We’ve safely made back to the swamp from Troll mountain, and the ooze is feeling extra nice between my toes. My feet were drying out up there, it’s no wonder the Trolls are cranky. All is quiet around the swamp, the zombies are happily grazing on unsuspecting folks brains. My muse has his tool belt on and it’s time to get serious about improving my craft.
I am always drawn to books that are character driven. I want to know who I’m on the path with when I journey into the pages of a book. To that end I’m reading three books on enneagrams so that I may better understand my characters. The enneagram is a system for identifying the nine personality types: Perfectionist, Nurturer, Achiever, Romantic, Observer, Skeptic, Adventurer, Leader, and Peacemaker.
In my quest to know and understand the characters who inhabit my novel I’ve learned that being true to a personality type can be tricky. All personalities respond to stimuli differently, but the same personality can also respond to the same stimuli in a different way. For instance an achiever will work very hard to be seen in a good light and be liked, or the achiever can be deceptive and strive for the appearance of a hard worker and a good friend. The great thing about writing fiction is I get to decide if he’s going to be a hero or a jerk.
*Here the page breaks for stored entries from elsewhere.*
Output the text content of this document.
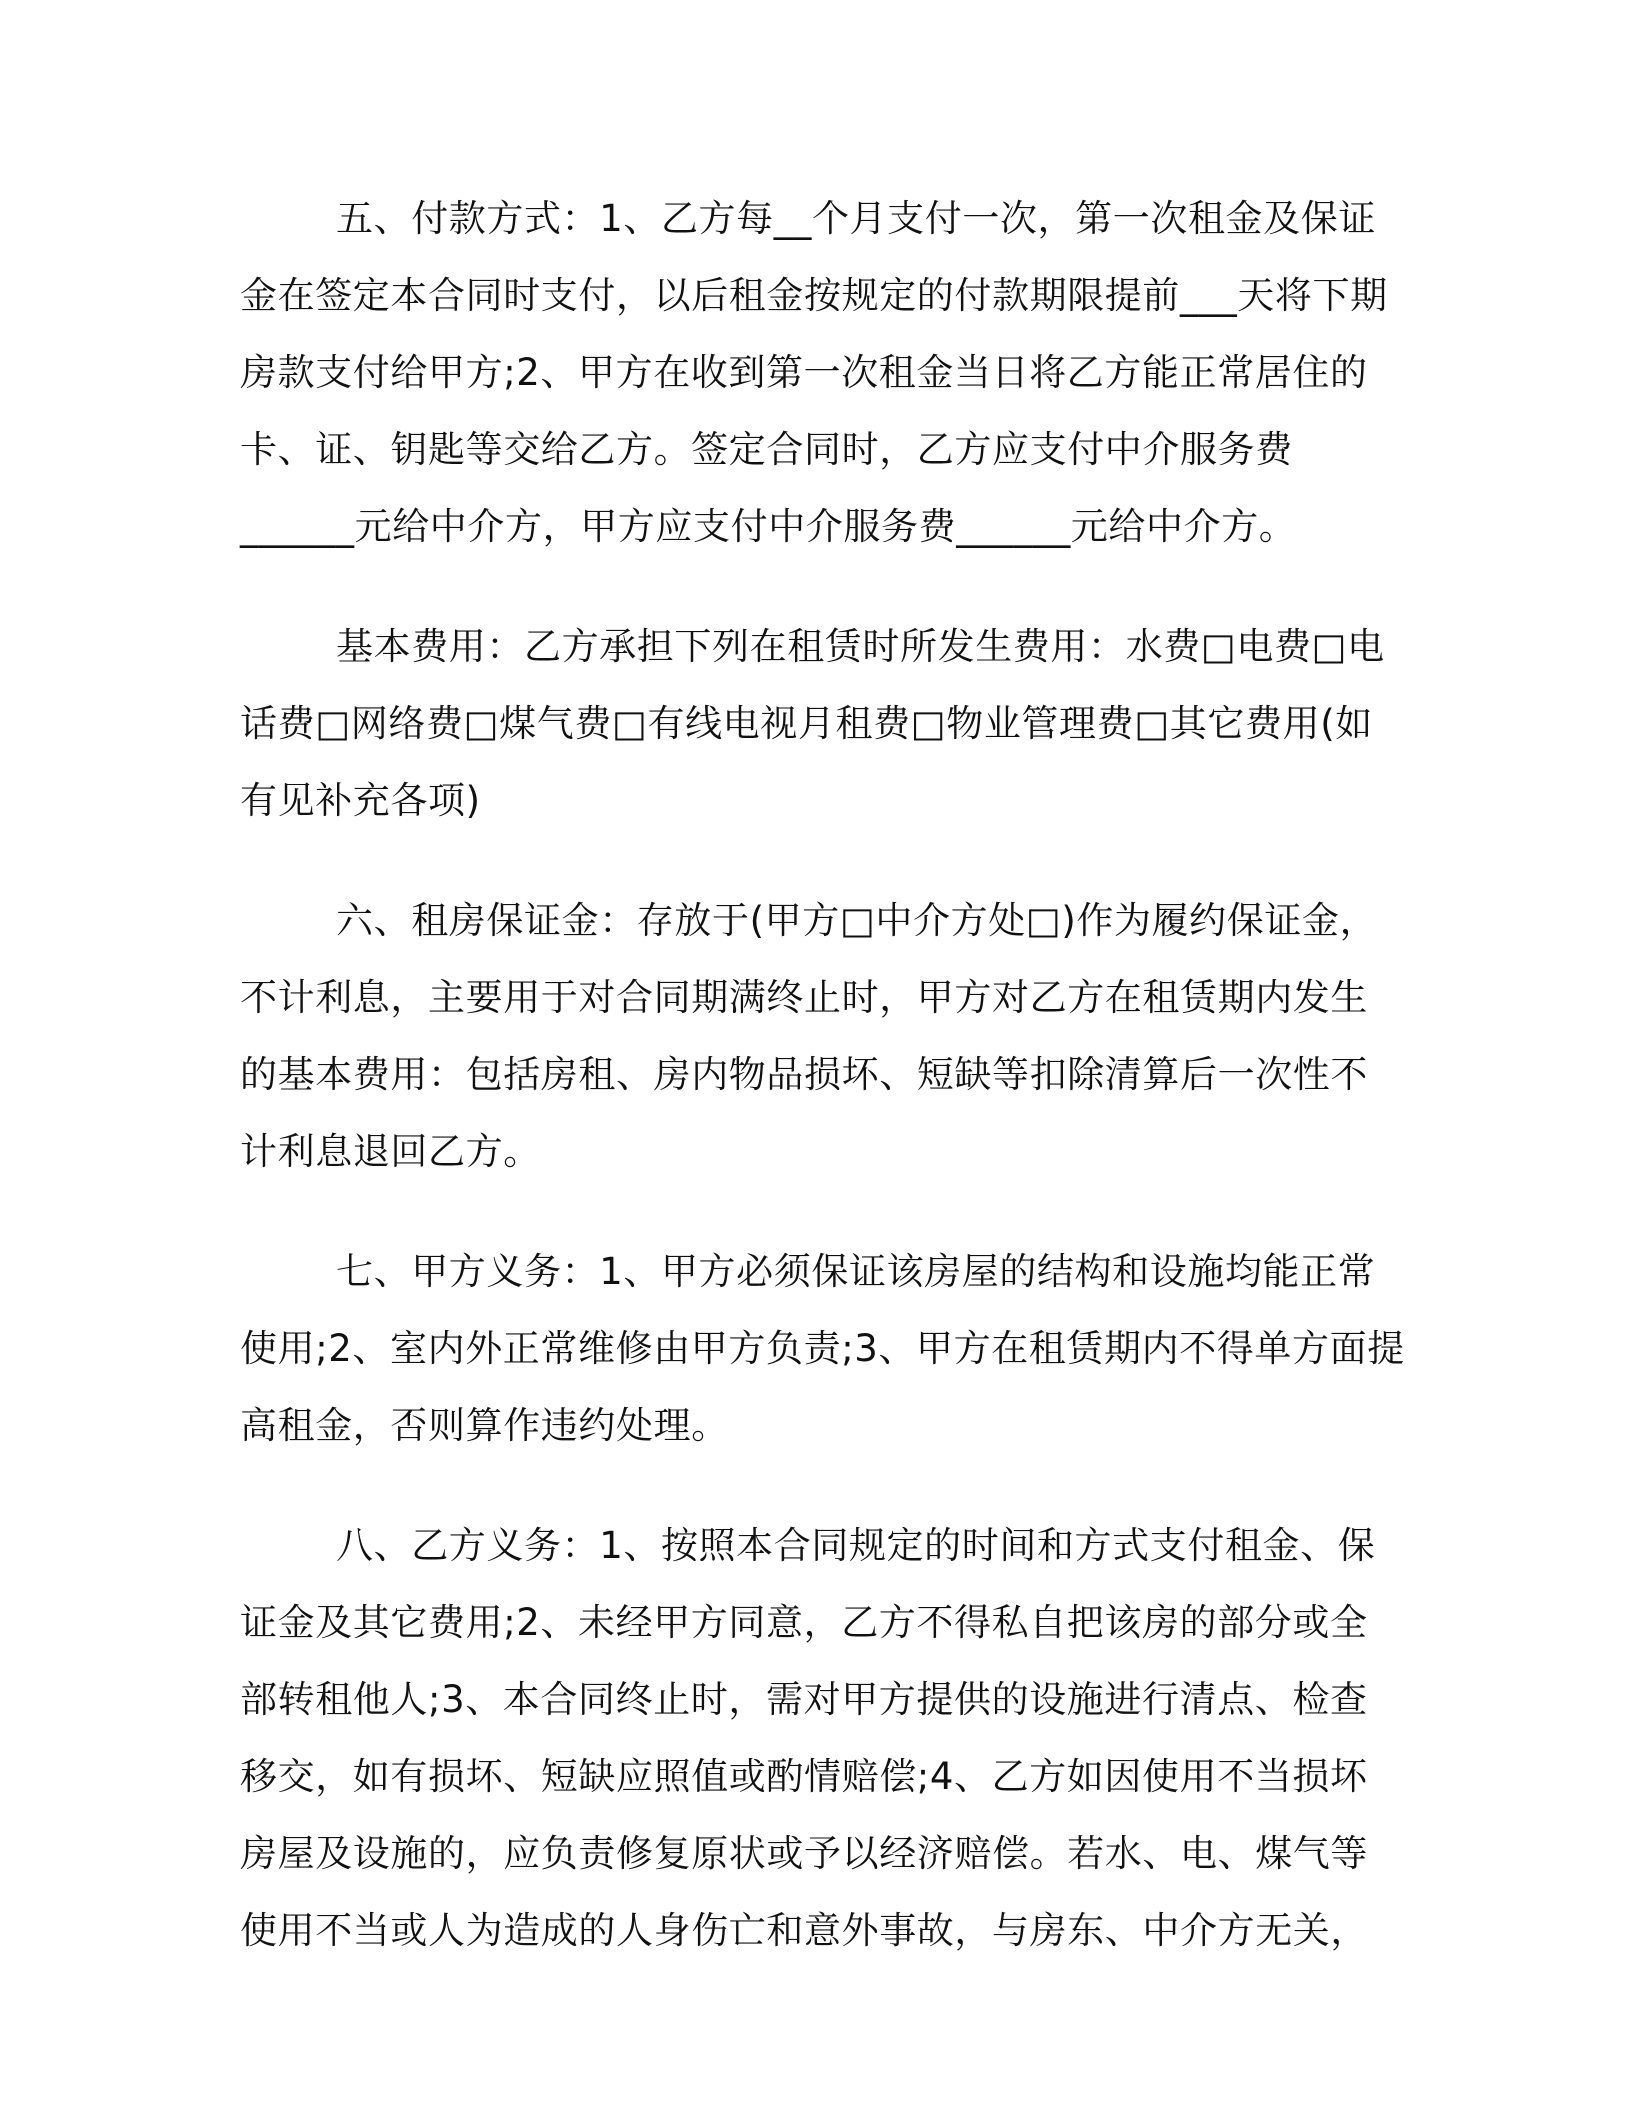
五、付款方式：1、乙方每__个月支付一次，第一次租金及保证
金在签定本合同时支付，以后租金按规定的付款期限提前___天将下期
房款支付给甲方;2、甲方在收到第一次租金当日将乙方能正常居住的
卡、证、钥匙等交给乙方。签定合同时，乙方应支付中介服务费
______元给中介方，甲方应支付中介服务费______元给中介方。

基本费用：乙方承担下列在租赁时所发生费用：水费□电费□电
话费□网络费□煤气费□有线电视月租费□物业管理费□其它费用(如
有见补充各项)

六、租房保证金：存放于(甲方□中介方处□)作为履约保证金，
不计利息，主要用于对合同期满终止时，甲方对乙方在租赁期内发生
的基本费用：包括房租、房内物品损坏、短缺等扣除清算后一次性不
计利息退回乙方。

七、甲方义务：1、甲方必须保证该房屋的结构和设施均能正常
使用;2、室内外正常维修由甲方负责;3、甲方在租赁期内不得单方面提
高租金，否则算作违约处理。

八、乙方义务：1、按照本合同规定的时间和方式支付租金、保
证金及其它费用;2、未经甲方同意，乙方不得私自把该房的部分或全
部转租他人;3、本合同终止时，需对甲方提供的设施进行清点、检查
移交，如有损坏、短缺应照值或酌情赔偿;4、乙方如因使用不当损坏
房屋及设施的，应负责修复原状或予以经济赔偿。若水、电、煤气等
使用不当或人为造成的人身伤亡和意外事故，与房东、中介方无关，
How fun is that? This is what makes character driven novels great, no one is all good or all bad, even the antagonist needs a motive. He can’t be evil for evils sake. Somewhere inside he believes the greater good will be served if all teenage romance vampire novelists, were tossed into a wood chipper. (Wait that’s a good thing right? Sorry I digress.)
All personalities are influenced by the personality connecting them on the enneagram to some extent, and this too causes them to respond differently to a situation. As with real people characters can be influenced by experience. ”It hurts when I stick hand in the wood chipper, won’t do that again.”
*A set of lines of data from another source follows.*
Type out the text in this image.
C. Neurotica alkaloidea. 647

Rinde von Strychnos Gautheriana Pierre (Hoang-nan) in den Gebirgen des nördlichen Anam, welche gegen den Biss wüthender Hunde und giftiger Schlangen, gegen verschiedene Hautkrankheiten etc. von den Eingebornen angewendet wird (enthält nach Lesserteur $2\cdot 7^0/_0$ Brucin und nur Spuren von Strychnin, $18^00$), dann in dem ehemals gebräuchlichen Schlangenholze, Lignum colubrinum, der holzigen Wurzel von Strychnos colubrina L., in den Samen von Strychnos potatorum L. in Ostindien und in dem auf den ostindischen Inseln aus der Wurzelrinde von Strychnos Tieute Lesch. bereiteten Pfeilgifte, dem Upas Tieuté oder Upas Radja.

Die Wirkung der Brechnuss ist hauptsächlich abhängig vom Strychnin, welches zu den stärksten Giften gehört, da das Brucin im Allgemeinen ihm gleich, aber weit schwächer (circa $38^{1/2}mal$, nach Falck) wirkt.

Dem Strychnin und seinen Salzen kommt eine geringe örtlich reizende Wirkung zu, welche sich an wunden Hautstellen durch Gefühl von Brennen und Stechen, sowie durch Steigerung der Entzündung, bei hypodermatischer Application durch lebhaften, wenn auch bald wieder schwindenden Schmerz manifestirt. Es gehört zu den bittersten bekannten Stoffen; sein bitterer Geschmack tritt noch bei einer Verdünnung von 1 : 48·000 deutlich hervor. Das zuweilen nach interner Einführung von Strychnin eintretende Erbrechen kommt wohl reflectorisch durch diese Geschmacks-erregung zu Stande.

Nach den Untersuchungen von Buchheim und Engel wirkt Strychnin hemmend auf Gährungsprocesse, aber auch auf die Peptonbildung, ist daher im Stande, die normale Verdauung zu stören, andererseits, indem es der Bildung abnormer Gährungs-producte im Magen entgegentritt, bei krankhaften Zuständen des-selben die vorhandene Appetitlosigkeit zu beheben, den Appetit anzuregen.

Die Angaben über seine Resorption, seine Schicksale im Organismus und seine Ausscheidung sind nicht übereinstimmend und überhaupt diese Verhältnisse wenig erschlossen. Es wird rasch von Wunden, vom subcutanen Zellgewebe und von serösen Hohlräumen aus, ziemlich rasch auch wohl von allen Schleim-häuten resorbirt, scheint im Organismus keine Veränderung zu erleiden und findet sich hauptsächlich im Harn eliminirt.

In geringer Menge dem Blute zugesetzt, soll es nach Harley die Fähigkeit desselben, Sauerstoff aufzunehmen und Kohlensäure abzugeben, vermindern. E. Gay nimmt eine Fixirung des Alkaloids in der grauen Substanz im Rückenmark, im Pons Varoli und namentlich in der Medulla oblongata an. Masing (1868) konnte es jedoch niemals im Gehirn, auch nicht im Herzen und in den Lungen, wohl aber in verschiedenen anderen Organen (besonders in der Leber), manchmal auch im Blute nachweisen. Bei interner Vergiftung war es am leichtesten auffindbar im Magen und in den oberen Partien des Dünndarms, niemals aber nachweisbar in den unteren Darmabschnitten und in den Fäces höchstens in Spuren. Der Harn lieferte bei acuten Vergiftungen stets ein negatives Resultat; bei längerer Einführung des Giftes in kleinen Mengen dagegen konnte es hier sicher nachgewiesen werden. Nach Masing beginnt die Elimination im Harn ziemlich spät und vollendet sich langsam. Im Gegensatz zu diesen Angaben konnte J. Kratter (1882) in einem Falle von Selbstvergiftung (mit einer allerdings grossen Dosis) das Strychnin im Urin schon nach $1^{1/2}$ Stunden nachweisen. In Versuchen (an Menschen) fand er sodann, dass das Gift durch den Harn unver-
Two of the books I’m reading are self-help style books giving the reader a test to find his or her personality type. The third was written for writers and it takes a less in-depth look into each one type. It provides an overview of the enneagram technique and describes the strengths and weaknesses of each type. illustrating how a character will relate to another type and even opportunities for the character growth. The problem with knowing everything about your character is you can’t put it all in the novel. This, like all research needs to be carefully combed through and sprinkled throughout in small amounts. That of course, requires great discipline or a group of friends who can honestly critique your work. Since discipline is a whole other topic and one I’m not the versed on I count my self fortunate to have the later.
The vertically challenged evil ones are a blessing and I can never be humble or grateful enough for the help they provide me. so here is your heads up. I might be including way to much personality detail in my coming submissions. The book is ‘Believable Characters, Creating with Enneagrams’ by Laurie Schnebly.
I don’t usually do movie reviews, but as a writer I must say I enjoyed Midnight in Paris. For all you aspiring writers I say go see it. Warning there is NO BLOODSHED, OR GRATUITOUS SEX, but go see it anyway.
As is the custom I’ll leave you with this quote from Orson Wells in honor of the fourth of July.
“Freedom is the right to tell people what they do not want to hear.”